Non sfuggirà l’importanza della critica al motivo economico quale misura di tutte le cose. Da questo punto di vista Slogan profondi s’innesta sulla precisa sostanza politica che ha distinto fin dall’inizio la poesia di Majorino, e che ha trovato nella sua particolare sensibilità linguistica, come aveva subito visto Giovanni Raboni, sia uno strumento d’analisi sia un antidoto verso il rischio dello schematismo ideologico. Majorino non solo ha, come i poeti debbono avere, orecchio, ma ha saputo ascoltare e pensare la società in cui viviamo, a partire dalla grande metropoli neocapitalista, la Milano in cui è nato nel 1928, di cui negli anni, anzi nei decenni, ha registrato e interpretato le parole e le voci, le immagini di trionfo e di decadenza, quasi sempre indistricabilmente congiunte.

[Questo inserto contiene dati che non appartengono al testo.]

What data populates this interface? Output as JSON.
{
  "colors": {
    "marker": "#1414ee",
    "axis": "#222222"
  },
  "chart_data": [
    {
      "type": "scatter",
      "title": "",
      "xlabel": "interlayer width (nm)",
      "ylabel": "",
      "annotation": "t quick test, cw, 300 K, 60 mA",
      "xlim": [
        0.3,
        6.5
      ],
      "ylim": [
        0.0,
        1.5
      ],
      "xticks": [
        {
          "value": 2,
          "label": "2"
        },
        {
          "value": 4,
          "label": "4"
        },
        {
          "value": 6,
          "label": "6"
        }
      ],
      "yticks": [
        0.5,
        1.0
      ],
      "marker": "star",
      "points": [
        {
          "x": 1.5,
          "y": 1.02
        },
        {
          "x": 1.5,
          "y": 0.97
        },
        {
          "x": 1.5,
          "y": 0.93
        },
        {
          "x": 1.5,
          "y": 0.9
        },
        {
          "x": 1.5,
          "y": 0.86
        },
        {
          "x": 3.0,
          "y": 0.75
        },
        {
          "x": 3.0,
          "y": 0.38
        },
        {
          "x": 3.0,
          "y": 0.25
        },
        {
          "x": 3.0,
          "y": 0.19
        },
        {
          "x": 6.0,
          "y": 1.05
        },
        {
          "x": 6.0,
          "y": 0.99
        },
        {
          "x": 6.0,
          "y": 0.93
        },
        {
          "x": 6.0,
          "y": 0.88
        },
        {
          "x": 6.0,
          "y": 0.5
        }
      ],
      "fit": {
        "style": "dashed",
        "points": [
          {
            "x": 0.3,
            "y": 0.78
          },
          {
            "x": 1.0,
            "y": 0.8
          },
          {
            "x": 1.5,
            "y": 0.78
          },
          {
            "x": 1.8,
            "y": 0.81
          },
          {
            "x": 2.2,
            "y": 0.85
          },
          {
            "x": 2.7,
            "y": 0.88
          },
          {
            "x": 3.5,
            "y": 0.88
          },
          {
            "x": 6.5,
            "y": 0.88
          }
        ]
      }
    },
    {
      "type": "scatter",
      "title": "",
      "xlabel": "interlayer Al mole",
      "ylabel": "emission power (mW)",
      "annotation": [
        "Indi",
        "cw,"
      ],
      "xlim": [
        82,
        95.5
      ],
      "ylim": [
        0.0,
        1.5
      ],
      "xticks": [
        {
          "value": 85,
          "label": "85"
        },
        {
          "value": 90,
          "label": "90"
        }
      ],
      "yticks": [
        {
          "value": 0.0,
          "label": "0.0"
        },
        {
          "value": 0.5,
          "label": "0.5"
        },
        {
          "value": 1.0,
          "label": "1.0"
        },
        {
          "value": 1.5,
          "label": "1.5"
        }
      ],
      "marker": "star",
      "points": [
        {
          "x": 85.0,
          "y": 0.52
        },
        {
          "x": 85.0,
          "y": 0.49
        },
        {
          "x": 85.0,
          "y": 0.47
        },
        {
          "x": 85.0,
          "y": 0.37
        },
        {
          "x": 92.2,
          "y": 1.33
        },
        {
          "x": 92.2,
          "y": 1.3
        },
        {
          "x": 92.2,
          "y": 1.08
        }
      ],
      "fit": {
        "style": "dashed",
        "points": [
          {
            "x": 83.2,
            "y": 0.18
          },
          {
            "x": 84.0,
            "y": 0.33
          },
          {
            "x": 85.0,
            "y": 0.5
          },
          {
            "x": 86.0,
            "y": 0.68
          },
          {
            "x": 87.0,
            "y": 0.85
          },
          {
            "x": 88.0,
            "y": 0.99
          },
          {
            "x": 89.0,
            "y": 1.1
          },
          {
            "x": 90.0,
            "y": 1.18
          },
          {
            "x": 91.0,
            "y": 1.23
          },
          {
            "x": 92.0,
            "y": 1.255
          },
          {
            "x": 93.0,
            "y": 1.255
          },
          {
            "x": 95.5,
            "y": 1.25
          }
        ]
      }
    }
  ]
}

In uno dei suoi passi più spesso ricordati, Ludwig Wittgenstein dice che la parola è la superficie di un’acqua profonda. Questo libro sembra dargli ragione. Dopo ogni versetto bisogna fermarsi, pensarci un po’, far reagire le parole per andare almeno un poco in profondità. È necessario percorrere l’ossimoro, le sue tensioni, la sua ambiguità, la sua anche minima energia semantica. Così, una volta raggiunto il fondo, potremo riconoscere di trovarci ancora una volta in uno slogan. E viceversa, fortunatamente.